Modern home delivery offers a perfect example of the trend. As a 2014 HuffPost story detailed, many of the drivers delivering Amazon packages work as independent contractors tied to little-known courier companies like Lasership. Many of the workers have to buy their own vans in order to do their deliveries, and they can lose their routes or see their take-home pay cut at the whims of the company. “It’s like they want us to be employees, but they don’t want to pay for it,” one driver explained.
Dean Baker, an economist at the left-leaning Center for Economic and Policy Research, said he agrees with the CBPP hypothesis that the enticements baked into the tax law will probably lead to more contracting.
“Absolutely, you give incentives for people to be independent contractors rather than employees, you will see more people be independent contractors,” Baker said via email. “I don’t have a good sense of how many will go this route, but it is classic bad tax policy. You don’t want to encourage people to change their employment relationship just to save on their taxes.”
The benefits of the tax law probably aren’t great enough to urge workers to become independent contractors, but it might make them more willing to tolerate its drawbacks, said Françoise Carré, research director at the Center for Social Policy at the University of Massachusetts Boston. Carré has studied the use of independent contractors and believes employers already have plenty of reasons to use the model.
The new pass-through provision “would only be one of the factors,” Carré said, and perhaps a limited one.
“You give incentives for people to be independent contractors rather than employees, you will see more people be independent contractors.”
The new tax law includes a number of “guardrails” aimed at preventing workers from becoming independent contractors just to nab the new savings on pass-through income.
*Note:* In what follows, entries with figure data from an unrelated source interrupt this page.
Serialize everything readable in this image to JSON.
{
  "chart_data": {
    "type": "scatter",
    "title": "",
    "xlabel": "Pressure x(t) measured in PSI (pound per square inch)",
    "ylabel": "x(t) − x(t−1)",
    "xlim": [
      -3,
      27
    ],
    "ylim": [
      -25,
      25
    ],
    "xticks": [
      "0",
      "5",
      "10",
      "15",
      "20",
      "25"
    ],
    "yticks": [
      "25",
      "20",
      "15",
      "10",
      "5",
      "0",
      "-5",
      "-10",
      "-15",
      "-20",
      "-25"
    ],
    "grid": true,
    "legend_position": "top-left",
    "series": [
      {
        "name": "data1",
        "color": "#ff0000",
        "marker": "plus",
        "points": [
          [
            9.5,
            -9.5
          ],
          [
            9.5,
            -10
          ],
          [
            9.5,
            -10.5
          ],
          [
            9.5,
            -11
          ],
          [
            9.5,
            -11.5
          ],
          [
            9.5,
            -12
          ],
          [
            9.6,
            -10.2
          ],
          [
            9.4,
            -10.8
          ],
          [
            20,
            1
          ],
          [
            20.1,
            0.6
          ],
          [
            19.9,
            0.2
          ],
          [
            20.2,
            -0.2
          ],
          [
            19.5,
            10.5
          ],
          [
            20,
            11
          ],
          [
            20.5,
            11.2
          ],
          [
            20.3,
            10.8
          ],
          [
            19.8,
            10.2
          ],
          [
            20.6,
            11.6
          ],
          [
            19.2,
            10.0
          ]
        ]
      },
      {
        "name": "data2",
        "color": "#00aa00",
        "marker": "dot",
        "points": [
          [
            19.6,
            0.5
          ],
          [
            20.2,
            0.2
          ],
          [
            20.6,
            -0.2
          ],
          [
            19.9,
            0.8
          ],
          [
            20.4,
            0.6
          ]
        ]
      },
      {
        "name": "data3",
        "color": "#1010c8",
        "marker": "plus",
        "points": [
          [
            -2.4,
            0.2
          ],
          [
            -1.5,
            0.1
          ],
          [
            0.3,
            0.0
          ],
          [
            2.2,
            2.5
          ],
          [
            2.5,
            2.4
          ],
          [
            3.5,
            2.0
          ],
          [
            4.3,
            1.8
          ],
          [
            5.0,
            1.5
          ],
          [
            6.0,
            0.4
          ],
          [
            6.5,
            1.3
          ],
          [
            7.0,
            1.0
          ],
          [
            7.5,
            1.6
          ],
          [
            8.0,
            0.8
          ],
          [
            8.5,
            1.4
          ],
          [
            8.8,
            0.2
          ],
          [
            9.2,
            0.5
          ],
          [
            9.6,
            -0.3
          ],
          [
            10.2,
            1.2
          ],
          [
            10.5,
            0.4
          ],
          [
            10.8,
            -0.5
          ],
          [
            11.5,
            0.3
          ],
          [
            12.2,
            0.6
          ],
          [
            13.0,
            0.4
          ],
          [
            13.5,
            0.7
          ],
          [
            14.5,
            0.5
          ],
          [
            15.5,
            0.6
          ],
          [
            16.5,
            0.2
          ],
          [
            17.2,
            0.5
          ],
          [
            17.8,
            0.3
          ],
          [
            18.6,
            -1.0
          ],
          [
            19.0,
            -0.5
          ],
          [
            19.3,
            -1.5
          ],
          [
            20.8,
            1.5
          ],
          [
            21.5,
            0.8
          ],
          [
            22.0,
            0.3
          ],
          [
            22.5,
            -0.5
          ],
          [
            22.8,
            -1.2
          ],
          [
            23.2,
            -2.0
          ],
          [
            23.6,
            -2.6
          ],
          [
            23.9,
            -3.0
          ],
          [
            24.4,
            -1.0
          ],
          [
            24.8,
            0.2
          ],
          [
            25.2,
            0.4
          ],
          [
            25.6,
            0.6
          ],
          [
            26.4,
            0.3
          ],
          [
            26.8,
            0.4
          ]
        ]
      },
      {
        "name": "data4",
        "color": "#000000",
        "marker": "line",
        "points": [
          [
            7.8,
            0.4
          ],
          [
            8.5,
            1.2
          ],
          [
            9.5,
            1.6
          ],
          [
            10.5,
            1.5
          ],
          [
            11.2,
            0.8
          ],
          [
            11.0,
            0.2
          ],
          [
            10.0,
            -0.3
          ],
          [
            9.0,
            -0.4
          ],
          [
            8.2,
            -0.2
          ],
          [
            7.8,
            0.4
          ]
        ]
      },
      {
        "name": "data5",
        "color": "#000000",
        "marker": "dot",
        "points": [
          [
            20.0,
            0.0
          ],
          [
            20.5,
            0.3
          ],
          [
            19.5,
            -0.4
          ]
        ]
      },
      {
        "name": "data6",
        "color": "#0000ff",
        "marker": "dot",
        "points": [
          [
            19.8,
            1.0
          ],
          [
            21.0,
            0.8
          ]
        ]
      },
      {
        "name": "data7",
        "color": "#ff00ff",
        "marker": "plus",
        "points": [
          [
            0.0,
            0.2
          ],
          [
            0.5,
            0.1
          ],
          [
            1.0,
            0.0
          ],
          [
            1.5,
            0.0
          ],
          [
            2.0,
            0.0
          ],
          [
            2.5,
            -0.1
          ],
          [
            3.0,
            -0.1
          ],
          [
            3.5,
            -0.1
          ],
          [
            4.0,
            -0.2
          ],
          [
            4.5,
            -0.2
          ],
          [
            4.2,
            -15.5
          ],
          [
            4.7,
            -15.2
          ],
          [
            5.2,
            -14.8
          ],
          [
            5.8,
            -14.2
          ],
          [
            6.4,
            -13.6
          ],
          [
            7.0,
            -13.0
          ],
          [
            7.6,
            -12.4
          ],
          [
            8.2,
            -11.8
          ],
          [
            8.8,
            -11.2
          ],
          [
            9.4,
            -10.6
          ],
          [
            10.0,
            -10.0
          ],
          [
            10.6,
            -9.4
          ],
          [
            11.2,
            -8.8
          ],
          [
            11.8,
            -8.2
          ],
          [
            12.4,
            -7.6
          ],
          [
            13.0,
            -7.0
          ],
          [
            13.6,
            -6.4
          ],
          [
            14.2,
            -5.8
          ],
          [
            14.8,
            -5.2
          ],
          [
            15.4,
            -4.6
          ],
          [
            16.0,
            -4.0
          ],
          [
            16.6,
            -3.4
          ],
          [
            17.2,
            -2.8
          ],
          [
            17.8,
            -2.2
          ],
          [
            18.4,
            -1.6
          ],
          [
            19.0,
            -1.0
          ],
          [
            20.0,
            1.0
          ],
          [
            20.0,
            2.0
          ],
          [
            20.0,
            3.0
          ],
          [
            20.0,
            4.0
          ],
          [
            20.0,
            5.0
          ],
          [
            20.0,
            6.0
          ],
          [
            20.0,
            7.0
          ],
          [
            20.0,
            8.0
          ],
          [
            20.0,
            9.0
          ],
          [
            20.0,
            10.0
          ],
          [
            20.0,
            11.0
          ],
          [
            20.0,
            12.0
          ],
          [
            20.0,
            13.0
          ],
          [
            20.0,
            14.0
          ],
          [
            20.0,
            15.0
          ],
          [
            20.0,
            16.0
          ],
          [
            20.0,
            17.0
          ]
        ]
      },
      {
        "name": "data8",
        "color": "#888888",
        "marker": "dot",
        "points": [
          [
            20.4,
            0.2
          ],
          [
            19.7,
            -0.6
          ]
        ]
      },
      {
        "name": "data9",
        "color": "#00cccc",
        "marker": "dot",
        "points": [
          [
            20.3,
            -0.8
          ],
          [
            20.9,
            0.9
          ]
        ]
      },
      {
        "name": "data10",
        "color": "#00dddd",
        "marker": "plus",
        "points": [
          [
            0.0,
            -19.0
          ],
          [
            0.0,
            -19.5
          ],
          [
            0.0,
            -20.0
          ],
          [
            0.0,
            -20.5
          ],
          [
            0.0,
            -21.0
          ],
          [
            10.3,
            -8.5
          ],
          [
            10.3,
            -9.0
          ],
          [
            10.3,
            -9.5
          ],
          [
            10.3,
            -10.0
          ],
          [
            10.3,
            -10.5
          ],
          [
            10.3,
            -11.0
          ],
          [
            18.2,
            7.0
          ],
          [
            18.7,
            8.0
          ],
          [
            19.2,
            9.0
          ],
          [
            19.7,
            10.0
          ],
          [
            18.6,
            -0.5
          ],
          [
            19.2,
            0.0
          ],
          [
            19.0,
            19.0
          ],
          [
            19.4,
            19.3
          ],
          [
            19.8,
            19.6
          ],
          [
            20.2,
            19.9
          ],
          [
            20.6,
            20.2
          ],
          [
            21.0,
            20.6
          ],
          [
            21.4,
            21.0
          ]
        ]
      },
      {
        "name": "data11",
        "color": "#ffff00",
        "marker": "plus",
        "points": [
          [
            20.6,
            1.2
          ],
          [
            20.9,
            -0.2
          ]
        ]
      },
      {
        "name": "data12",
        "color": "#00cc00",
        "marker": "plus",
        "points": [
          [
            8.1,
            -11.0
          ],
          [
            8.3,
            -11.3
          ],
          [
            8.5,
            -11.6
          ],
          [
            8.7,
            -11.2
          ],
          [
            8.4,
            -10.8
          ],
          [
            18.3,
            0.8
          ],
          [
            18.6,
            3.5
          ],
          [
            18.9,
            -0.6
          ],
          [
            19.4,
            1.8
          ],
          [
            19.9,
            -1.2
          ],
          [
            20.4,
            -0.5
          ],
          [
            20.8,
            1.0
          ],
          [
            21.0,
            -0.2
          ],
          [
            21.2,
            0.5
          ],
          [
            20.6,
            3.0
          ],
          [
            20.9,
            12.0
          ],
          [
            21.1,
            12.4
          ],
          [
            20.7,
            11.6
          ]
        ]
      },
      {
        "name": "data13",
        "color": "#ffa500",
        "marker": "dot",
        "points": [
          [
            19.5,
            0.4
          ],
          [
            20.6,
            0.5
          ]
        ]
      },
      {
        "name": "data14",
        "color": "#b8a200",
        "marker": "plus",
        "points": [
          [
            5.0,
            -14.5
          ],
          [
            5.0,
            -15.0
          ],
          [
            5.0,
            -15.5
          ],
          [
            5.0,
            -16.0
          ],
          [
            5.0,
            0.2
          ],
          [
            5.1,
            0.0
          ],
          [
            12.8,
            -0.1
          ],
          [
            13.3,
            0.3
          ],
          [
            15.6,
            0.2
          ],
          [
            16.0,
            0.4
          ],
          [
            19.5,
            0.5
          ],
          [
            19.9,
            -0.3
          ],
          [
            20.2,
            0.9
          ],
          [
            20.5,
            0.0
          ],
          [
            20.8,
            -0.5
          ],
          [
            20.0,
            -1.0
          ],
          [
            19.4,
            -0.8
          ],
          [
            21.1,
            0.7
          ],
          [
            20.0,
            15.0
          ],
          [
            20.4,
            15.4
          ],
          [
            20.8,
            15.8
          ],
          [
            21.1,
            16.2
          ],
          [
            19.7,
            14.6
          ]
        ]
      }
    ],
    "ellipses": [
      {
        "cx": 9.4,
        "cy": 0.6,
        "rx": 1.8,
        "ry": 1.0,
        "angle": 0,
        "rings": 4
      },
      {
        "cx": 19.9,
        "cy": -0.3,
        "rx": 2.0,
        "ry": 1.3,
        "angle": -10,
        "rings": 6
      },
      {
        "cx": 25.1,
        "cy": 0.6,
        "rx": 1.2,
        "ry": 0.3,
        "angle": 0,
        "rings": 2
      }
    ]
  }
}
The IRS proposed regulations in August designed to stop companies from classifying former employees as contractors, for example.
Nicole Hager, a spokeswoman for the Senate Finance Committee, which drafted much of the law, said lawmakers did anticipate the potential for abuse.
“Tax reform included safeguards to prevent people from gaming the system by re-characterizing personal income as business income in order to use the pass-through deduction,” Hager said.
Brendan Duke, a tax analyst at the CBPP, said the guardrails probably won’t be enough to prevent former employees from becoming contractors when workers move to different jobs over time. Another rule forbids people in certain industries from claiming the deduction if they make over $157,500. But most workers earn well below that so wouldn’t be affected by the regulation.
Duke said in most cases all the old incentives to using contractors still apply. Now it’s just an easier case for employers to make to workers.